Paper No. 196-5
Presentation Time: 9:00 AM
ELEMENTAL AND ISOTOPIC INDICATORS OF INFILTRATION-DRIVEN METAMORPHISM IN FORSTERITE FROM THE ALTA, UTAH CONTACT AUREOLE
Reaction progress calculations and measured 18O/16O depletion patterns in carbonate host rocks indicate that at least the periclase (Per) and forsterite (Fo) zones of the Alta aureole formed by infiltration of lower δ18O, H2O-rich fluids outward from the Alta stock. Trace element and oxygen isotope compositions of Fo also record this infiltration-driven metamorphism. In the Per zone and most of the Fo zone, boron is significantly enriched in Fo (50 to 1000 ppm) and whole rock (6 to 50 ppm) compared to the dolostone protolith for these marbles (< 2 ppm). These enrichments record extensive boron metasomatism locally from the Alta stock into the aureole. In addition, samples of Fo from < 250 m from the igneous contact have significantly higher FeO concentrations (ave. = 0.61 wt. %; max of 1.59 wt. %) than Fo from the outer Fo zone (ave. = 0.26 wt. %; max of 0.53 wt. %). Fo samples from > 250 m from the igneous contact are homogeneous with respect to δ18O, with δ18O values of ≥ 20.3‰. In contrast, Fo grains in lower δ18O calcite (Cal) host marble (≤20‰) of the Per and innermost Fo zones have δ18O values as low as 14.6‰. Ion microprobe (SIMS) analyses indicate that some of these Fo grains are heterogeneous in δ18O by as much as 3‰. Multi-spot SIMS analyses show that these heterogeneous Fo grains are complexly zoned, with no systematic increase or decrease in δ18O from core to rim. This complex zonation suggests that multiple processes [variation in reaction overstepping, dissolution/re-precipitation during infiltration-driven change in δ18O of the Cal matrix, change in temperature (T) of reaction] are operating during growth of these isotopically zoned Fo grains.

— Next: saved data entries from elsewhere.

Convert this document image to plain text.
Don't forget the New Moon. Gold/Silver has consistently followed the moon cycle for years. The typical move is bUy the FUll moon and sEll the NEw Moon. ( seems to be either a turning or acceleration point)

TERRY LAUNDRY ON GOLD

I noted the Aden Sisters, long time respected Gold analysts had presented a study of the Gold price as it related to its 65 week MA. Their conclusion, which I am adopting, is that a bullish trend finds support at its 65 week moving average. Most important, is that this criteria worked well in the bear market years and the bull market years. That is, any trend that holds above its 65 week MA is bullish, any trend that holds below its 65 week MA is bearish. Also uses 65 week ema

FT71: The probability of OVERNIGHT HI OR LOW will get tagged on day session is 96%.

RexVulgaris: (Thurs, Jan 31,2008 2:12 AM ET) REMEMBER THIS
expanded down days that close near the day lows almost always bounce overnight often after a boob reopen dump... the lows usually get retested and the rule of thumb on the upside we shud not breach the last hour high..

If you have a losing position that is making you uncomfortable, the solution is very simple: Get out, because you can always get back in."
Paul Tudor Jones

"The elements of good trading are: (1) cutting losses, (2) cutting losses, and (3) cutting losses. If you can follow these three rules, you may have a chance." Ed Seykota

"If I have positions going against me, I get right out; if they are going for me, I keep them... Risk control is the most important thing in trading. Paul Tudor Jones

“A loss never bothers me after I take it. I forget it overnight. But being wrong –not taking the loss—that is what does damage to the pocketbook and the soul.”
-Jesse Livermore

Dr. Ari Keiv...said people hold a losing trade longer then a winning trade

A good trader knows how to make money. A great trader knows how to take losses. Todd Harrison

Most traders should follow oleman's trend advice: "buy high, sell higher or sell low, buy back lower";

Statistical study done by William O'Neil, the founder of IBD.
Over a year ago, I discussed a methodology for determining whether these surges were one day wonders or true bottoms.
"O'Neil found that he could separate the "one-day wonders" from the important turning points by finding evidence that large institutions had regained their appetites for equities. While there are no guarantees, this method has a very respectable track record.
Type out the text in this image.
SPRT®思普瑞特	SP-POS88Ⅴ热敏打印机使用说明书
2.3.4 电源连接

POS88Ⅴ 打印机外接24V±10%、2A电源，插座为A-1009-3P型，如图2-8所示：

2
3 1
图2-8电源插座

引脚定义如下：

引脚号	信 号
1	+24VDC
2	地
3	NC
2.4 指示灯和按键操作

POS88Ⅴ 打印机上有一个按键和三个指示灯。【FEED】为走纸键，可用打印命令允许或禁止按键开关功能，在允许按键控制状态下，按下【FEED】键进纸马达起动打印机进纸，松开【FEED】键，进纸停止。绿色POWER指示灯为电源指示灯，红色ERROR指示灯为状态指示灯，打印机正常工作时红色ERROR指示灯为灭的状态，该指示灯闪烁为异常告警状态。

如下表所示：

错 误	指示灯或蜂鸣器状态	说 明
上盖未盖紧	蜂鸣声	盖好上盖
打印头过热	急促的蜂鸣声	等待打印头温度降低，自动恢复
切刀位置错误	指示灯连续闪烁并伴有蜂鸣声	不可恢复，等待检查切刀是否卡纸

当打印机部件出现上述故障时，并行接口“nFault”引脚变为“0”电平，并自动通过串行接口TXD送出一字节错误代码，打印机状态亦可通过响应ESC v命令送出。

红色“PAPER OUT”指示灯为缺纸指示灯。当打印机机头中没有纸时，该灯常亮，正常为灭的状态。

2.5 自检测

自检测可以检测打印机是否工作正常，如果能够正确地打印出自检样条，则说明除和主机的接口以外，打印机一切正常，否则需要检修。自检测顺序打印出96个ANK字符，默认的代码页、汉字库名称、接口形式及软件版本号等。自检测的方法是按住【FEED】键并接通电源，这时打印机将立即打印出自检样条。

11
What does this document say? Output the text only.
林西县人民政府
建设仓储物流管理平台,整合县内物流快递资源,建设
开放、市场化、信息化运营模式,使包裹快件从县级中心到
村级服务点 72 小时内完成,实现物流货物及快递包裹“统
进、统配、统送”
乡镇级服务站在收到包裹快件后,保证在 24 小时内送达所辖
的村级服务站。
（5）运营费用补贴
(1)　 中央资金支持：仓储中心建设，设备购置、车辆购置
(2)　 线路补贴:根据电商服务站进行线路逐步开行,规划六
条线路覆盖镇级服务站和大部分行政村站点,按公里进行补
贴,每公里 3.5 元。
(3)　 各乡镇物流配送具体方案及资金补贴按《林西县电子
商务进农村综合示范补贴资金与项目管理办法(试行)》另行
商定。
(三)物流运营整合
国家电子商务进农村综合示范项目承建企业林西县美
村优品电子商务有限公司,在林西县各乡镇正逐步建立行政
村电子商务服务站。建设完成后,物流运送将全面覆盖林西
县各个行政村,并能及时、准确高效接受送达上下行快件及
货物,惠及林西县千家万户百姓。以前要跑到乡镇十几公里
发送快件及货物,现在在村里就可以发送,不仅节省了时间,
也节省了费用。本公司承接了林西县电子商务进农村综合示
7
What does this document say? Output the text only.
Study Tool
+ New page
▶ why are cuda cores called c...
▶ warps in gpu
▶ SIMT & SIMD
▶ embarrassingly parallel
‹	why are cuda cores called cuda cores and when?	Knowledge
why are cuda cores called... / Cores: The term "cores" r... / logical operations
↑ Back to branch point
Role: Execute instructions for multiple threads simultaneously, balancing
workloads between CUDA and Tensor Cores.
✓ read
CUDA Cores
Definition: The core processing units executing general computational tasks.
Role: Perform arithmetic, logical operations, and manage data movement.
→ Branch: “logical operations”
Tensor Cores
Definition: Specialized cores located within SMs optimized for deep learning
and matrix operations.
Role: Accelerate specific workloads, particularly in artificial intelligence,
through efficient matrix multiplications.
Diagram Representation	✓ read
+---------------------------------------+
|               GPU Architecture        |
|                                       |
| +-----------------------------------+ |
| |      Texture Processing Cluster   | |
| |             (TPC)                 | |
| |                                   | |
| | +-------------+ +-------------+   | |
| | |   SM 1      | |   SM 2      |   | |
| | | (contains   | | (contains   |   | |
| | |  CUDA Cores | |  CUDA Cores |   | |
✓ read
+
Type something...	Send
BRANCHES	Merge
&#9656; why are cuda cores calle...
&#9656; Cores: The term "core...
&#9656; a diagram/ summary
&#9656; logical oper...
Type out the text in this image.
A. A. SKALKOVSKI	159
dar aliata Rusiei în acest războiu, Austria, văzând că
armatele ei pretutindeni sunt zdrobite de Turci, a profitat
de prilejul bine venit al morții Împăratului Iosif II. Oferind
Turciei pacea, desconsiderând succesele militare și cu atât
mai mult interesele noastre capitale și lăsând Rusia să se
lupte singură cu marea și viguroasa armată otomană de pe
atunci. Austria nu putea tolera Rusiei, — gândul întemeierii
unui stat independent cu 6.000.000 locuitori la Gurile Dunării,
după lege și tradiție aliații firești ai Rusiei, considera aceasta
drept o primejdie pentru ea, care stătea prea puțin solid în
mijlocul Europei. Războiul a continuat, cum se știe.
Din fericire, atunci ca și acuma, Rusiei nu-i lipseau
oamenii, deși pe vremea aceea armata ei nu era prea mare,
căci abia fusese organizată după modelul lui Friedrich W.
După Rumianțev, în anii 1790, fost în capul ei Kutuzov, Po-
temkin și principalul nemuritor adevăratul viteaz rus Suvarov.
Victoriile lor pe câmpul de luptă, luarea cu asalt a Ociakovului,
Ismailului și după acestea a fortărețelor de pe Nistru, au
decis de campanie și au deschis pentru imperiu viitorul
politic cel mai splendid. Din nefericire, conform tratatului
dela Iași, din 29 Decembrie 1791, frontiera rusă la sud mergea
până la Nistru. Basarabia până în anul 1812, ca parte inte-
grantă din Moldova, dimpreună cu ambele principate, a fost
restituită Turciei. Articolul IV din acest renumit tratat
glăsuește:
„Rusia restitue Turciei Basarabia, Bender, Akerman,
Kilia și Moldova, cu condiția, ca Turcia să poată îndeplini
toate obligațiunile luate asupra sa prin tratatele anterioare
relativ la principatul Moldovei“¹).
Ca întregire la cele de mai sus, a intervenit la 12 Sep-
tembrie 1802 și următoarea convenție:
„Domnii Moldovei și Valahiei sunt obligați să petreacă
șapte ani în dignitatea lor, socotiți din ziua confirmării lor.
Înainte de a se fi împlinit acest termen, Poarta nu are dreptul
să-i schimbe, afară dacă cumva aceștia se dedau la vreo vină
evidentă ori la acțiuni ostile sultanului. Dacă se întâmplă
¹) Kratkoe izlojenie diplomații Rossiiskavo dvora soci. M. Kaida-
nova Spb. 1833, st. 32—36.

Except for samples from the inner Per zone, measured oxygen isotope fractionation factors [Δ18O(Cal-Fo)] are systematically less than expected equilibrium fractionation factors by ~1.5-3‰ based on measured Cal-dolomite solvus T’s. These measured fractionations are increasingly smaller than expected equilibrium values with increased metamorphic grade (toward the igneous contact). These measured values of Δ18O(Cal-Fo) cannot be explained by higher T and suggest either that nucleation and growth of Fo occurred under non-equilibrium conditions, and/or that preferential δ18O depletion of Cal occurred as a result of continued fluid infiltration during retrograde cooling.